|Gone but not forgotten and coming soon|
Do we see a trend here? Just as Mark Twain remarked "The reports of my death are grossly exaggerated", I would like to predict that magazines are not dead yet. But they are evolving. And while it's unlikely we will see a full-blown rebirth of beloved lifestyle magazine Domino, last week Domino announced a "special newsstand edition" to be published this spring at the cover price of $10.00. And they are already planning issue number two. As is Style.com, whose second magazine about the fashion shows in New York, Paris, Milan and London will be out shortly. They are already offering one-year subscriptions @$11.99 for two issues.
The trend setter in this catagory might be Anthology, a "magabook" (souped-up oversized paperback) out of California that has just released its sixth quarterly issue, selling for $12.00. Each issue is lifestyle/personality driven with more text and expanded captions. I call it "aspirational journalism" because the stories profile real people and their actual, not-tricked-up homes as well as offbeat places to travel and the usual crafty projects and cookery. Everyone is young and attractive and seems to buy her clothes at Anthropologie. The magazine is printed on quality stock and is nicely designed. This one won't land in the trash all that soon.

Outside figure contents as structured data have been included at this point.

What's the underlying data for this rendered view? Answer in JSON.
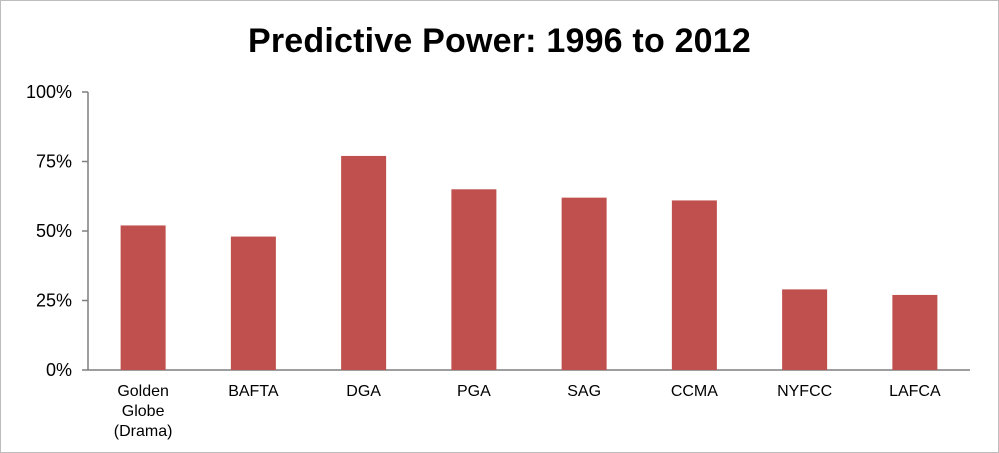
{
  "chart_data": {
    "type": "bar",
    "title": "Predictive Power: 1996 to 2012",
    "xlabel": "",
    "ylabel": "",
    "categories": [
      "Golden Globe (Drama)",
      "BAFTA",
      "DGA",
      "PGA",
      "SAG",
      "CCMA",
      "NYFCC",
      "LAFCA"
    ],
    "category_lines": [
      [
        "Golden",
        "Globe",
        "(Drama)"
      ],
      [
        "BAFTA"
      ],
      [
        "DGA"
      ],
      [
        "PGA"
      ],
      [
        "SAG"
      ],
      [
        "CCMA"
      ],
      [
        "NYFCC"
      ],
      [
        "LAFCA"
      ]
    ],
    "values": [
      52,
      48,
      77,
      65,
      62,
      61,
      29,
      27
    ],
    "ylim": [
      0,
      100
    ],
    "yticks": [
      0,
      25,
      50,
      75,
      100
    ],
    "ytick_labels": [
      "0%",
      "25%",
      "50%",
      "75%",
      "100%"
    ],
    "grid": false,
    "legend": "none",
    "colors": {
      "bar": "#c0504d",
      "axis": "#7f7f7f",
      "text": "#000000",
      "border": "#bdbdbd"
    }
  }
}
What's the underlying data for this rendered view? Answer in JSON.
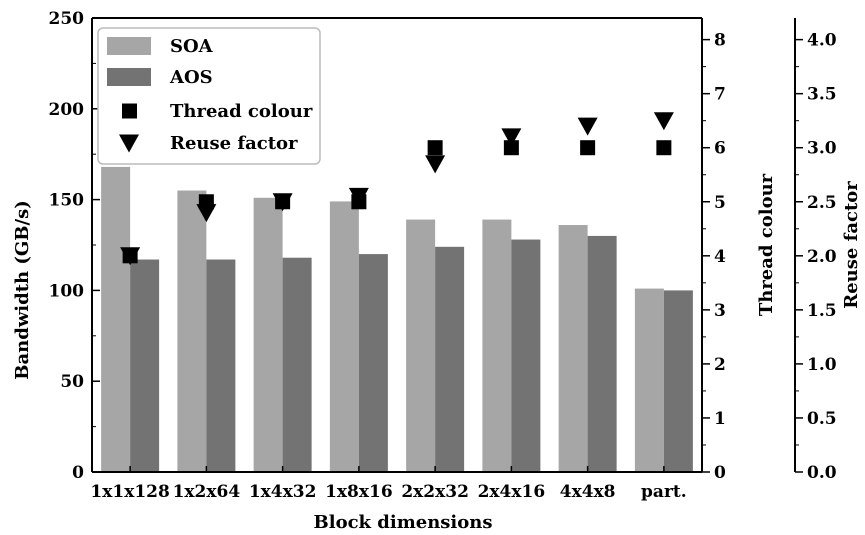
{
  "chart_data": {
    "type": "bar",
    "title": "",
    "categories": [
      "1x1x128",
      "1x2x64",
      "1x4x32",
      "1x8x16",
      "2x2x32",
      "2x4x16",
      "4x4x8",
      "part."
    ],
    "xlabel": "Block dimensions",
    "ylabel": "Bandwidth (GB/s)",
    "ylim": [
      0,
      250
    ],
    "yticks": [
      "0",
      "50",
      "100",
      "150",
      "200",
      "250"
    ],
    "series": [
      {
        "name": "SOA",
        "kind": "bar",
        "axis": "left",
        "color": "#a6a6a6",
        "values": [
          168,
          155,
          151,
          149,
          139,
          139,
          136,
          101
        ]
      },
      {
        "name": "AOS",
        "kind": "bar",
        "axis": "left",
        "color": "#737373",
        "values": [
          117,
          117,
          118,
          120,
          124,
          128,
          130,
          100
        ]
      },
      {
        "name": "Thread colour",
        "kind": "marker",
        "marker": "square",
        "axis": "right1",
        "color": "#000000",
        "values": [
          4,
          5,
          5,
          5,
          6,
          6,
          6,
          6
        ]
      },
      {
        "name": "Reuse factor",
        "kind": "marker",
        "marker": "triangle-down",
        "axis": "right2",
        "color": "#000000",
        "values": [
          2.0,
          2.4,
          2.5,
          2.55,
          2.85,
          3.1,
          3.2,
          3.25
        ]
      }
    ],
    "right_axis_1": {
      "label": "Thread colour",
      "range": [
        0,
        8.4
      ],
      "ticks": [
        "0",
        "1",
        "2",
        "3",
        "4",
        "5",
        "6",
        "7",
        "8"
      ]
    },
    "right_axis_2": {
      "label": "Reuse factor",
      "range": [
        0,
        4.2
      ],
      "ticks": [
        "0.0",
        "0.5",
        "1.0",
        "1.5",
        "2.0",
        "2.5",
        "3.0",
        "3.5",
        "4.0"
      ]
    },
    "legend": {
      "placement": "top-left",
      "entries": [
        "SOA",
        "AOS",
        "Thread colour",
        "Reuse factor"
      ]
    },
    "grid": false
  }
}
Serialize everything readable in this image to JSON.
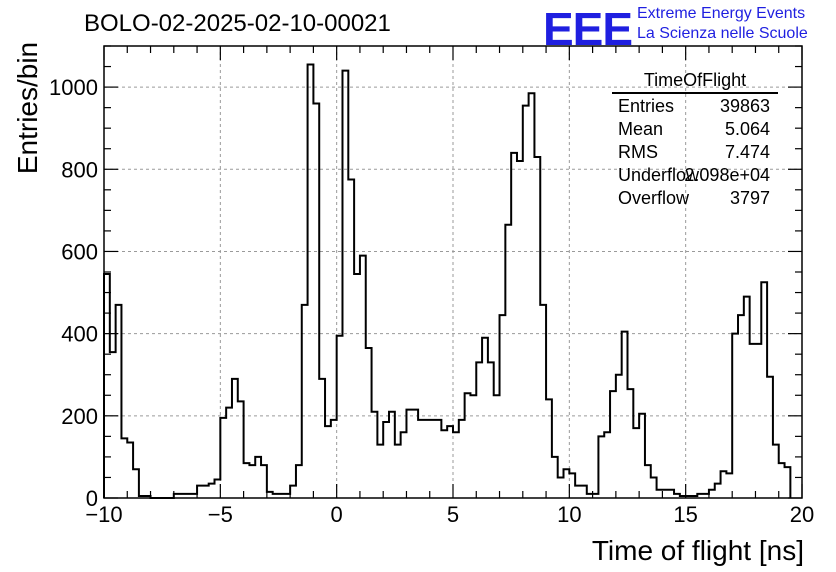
{
  "chart_data": {
    "type": "bar",
    "title": "BOLO-02-2025-02-10-00021",
    "xlabel": "Time of flight [ns]",
    "ylabel": "Entries/bin",
    "xlim": [
      -10,
      20
    ],
    "ylim": [
      0,
      1100
    ],
    "grid": true,
    "x_ticks": [
      "−10",
      "−5",
      "0",
      "5",
      "10",
      "15",
      "20"
    ],
    "y_ticks": [
      "0",
      "200",
      "400",
      "600",
      "800",
      "1000"
    ],
    "bin_width": 0.25,
    "bin_start": -10,
    "values": [
      545,
      355,
      470,
      145,
      135,
      70,
      5,
      5,
      0,
      0,
      0,
      0,
      10,
      10,
      10,
      10,
      30,
      30,
      35,
      45,
      195,
      220,
      290,
      235,
      85,
      80,
      100,
      80,
      15,
      10,
      10,
      10,
      30,
      80,
      470,
      1055,
      960,
      290,
      175,
      190,
      395,
      1040,
      775,
      545,
      590,
      365,
      210,
      130,
      185,
      210,
      130,
      160,
      215,
      215,
      190,
      190,
      190,
      190,
      165,
      175,
      160,
      190,
      255,
      250,
      330,
      390,
      330,
      250,
      445,
      665,
      840,
      820,
      955,
      985,
      830,
      470,
      240,
      100,
      50,
      70,
      60,
      30,
      30,
      10,
      10,
      150,
      160,
      260,
      300,
      405,
      265,
      170,
      205,
      80,
      50,
      20,
      20,
      20,
      10,
      5,
      5,
      5,
      10,
      10,
      20,
      35,
      65,
      60,
      400,
      445,
      490,
      375,
      375,
      525,
      295,
      130,
      85,
      75
    ]
  },
  "brand": {
    "logo": "EEE",
    "line1": "Extreme Energy Events",
    "line2": "La Scienza nelle Scuole",
    "color": "#1f1fe0"
  },
  "stats": {
    "title": "TimeOfFlight",
    "rows": [
      {
        "key": "Entries",
        "value": "39863"
      },
      {
        "key": "Mean",
        "value": "5.064"
      },
      {
        "key": "RMS",
        "value": "7.474"
      },
      {
        "key": "Underflow",
        "value": "2.098e+04"
      },
      {
        "key": "Overflow",
        "value": "3797"
      }
    ]
  }
}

Many moons ago when I was part of the then very healthy publishing world, we would receive complaints that the magazine had "too many ads". We all chortled as that meant not only that we all had jobs. It's long been cost-inefficient to send you a magazine as a subscriber. The price of postage and wood pulp was staggering even then. I can only wonder what it is today. It was the ads that paid the bills. And the more subscribers the more a periodical can charge for its ads. I cringed when I saw the blow-out postcard for Entertainment Weekly, 52 issues for $10.00!!! but signed on immediately.
Likewise one-shots of magazines are not new. Generally they repackage old material in a themed manner or use up extraneous stories that have already been photographed and/or written. But this limited release of special titles is a new wrinkle, and I'm loving it.